I will be following your blog to read about the healthy way' to crush.
Much love and thanks
(I'm so sorry not to be signing my name, but i'm still really embarrassed...)

Diana Laurence said...

You are VERY welcome...and I hope it helped. Sounds like more insights are coming to you. And I think it's safe to say, this too shall pass. Bottom line, what's helped me most in life with things like this is just getting older and gaining experience and understanding!

Anonymous said...

I LOVE the ten questions you listed in this blog entry.

SABH said...

Hi Diana. Very interesting, and realistic blog that seems so appropriate and relevant. I have recently just took that horrible, step that took months to make. I left my boyfriend of 2 years because I had a crush on a more mysterious, makes-my-heart-race man. I didn't leave my boyfriend to be with this man. But things hadn't felt quite the same for a while and the entering of this crush into my life made me realise it and thought I had to do something about it. I just felt there had to be more to life. I am only 19. Its been about a week since I broke up with my boyfriend and I'm feeling really down about it all, not that I regret, because I would still be in the unhappy situation if I hadn't of done it. And i'd much rather be unhappy on my own than with someone, it wasn't fair on him. I hope this hole in my heart that I feel will ease away, and that it's just because such a big part of my life has vanished, almost overnight. But I am scared. I am scared of regretting, realising the grass isn't greener, and most of all I'm scared of being alone, and never finding anyone else.
I'll be sure to update regarding how I feel in a few weeks/months, whether I feel better or worse.
Thanks for all the comments they're helpful, but have really made me doubt what I have done.
SABH

Bob33 said...

It is so comforting to find others facing similar realities. Over the last year I have encountered attraction towards two separate people.
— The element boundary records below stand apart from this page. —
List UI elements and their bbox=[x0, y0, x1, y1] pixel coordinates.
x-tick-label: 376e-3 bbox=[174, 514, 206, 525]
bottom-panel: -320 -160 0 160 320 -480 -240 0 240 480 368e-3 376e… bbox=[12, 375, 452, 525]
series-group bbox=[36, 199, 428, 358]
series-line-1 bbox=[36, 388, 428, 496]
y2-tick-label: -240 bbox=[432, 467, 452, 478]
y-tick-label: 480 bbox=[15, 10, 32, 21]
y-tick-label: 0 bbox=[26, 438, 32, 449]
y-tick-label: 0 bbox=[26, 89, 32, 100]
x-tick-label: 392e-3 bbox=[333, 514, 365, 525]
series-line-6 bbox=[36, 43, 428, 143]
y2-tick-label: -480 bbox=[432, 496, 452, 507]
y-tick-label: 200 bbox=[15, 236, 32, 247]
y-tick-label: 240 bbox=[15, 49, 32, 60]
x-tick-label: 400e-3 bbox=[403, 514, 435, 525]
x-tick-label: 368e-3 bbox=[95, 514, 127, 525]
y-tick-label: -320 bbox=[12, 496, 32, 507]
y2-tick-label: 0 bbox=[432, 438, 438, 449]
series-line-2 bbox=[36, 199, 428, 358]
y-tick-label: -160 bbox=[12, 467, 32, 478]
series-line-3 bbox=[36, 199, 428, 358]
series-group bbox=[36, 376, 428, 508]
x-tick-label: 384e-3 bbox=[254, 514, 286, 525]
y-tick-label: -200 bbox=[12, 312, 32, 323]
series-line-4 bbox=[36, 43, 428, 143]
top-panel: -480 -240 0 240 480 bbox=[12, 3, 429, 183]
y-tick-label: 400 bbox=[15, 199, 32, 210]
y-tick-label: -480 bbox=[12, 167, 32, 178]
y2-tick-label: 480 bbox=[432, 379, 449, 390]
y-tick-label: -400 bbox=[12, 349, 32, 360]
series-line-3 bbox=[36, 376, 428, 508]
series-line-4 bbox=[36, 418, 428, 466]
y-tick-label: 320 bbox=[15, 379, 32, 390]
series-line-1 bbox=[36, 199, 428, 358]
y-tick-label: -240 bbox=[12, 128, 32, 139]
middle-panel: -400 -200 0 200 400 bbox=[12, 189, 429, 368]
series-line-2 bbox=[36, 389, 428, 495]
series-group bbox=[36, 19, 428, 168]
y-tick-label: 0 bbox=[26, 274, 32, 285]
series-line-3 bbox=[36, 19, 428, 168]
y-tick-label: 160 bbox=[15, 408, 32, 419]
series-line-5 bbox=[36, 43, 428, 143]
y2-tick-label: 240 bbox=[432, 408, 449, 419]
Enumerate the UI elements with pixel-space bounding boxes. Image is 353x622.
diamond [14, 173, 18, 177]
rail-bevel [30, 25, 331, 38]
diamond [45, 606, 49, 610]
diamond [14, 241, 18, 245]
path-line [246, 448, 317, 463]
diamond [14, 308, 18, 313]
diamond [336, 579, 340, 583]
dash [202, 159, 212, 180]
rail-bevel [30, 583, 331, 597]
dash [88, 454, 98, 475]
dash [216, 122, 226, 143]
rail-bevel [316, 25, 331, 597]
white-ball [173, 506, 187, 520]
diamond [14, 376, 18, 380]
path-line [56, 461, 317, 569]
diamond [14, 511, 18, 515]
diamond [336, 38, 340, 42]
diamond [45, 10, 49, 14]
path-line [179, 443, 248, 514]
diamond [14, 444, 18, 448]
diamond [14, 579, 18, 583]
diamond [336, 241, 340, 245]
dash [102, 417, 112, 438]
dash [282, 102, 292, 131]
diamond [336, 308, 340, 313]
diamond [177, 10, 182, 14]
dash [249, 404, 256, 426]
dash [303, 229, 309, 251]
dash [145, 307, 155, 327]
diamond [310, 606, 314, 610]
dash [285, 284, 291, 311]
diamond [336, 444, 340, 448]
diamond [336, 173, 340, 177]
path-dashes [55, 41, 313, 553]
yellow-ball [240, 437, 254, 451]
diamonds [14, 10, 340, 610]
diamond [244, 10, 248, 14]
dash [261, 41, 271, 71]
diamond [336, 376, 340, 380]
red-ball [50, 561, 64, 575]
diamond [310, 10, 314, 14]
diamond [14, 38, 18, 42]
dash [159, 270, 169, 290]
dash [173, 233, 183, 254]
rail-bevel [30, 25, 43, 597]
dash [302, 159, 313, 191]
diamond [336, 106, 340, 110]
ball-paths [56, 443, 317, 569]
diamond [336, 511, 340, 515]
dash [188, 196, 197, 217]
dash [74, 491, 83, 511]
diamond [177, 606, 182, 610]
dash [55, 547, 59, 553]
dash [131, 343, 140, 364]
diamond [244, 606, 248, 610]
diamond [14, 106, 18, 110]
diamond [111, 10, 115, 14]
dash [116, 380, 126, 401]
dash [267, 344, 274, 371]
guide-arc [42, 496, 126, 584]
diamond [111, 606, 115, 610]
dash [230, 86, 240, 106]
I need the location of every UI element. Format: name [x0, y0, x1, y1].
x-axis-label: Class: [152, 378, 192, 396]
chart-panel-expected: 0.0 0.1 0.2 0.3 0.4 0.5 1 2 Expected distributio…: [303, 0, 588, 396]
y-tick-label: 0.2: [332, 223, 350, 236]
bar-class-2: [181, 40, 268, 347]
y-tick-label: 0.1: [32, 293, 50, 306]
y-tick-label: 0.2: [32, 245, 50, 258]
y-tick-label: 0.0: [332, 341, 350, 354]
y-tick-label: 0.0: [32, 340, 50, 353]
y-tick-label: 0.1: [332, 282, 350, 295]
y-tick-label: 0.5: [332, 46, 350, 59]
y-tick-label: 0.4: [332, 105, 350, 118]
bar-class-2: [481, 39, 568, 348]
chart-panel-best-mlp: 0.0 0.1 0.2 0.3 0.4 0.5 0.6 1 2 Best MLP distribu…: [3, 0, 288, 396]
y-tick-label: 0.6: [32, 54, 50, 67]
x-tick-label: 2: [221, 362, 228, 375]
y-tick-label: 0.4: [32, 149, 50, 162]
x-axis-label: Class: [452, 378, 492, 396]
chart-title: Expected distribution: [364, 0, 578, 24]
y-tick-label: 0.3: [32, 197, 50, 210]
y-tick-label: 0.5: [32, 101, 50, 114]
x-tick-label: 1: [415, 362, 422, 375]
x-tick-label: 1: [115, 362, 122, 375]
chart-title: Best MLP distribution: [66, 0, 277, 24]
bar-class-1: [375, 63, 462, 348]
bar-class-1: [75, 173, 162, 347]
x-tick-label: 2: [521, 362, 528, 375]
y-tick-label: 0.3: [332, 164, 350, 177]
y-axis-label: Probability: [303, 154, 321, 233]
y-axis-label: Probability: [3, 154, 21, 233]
Having never acted on them.Which has led me to question why I have felt this way. I have questioned what I have in my life for months now which on paper is a stable marriage, a career and a mortgage. At 31 however I am beginning to feel as though I am 75 and encompassing a journey that I question is right for me. My personality over the years has become subdued and almost reclusive which I think 10 years ago (prior to husband) was the reverse. Is that why I crave these people? Do they let me be myself? My husband has started saying recently as i hve begun to question our relationship he wants the old me back. The original old me like i was when i met him isnt the one he refers to.
our relationship would receive approximately a 50% mark. Leaving me hanging in the balance what do I do?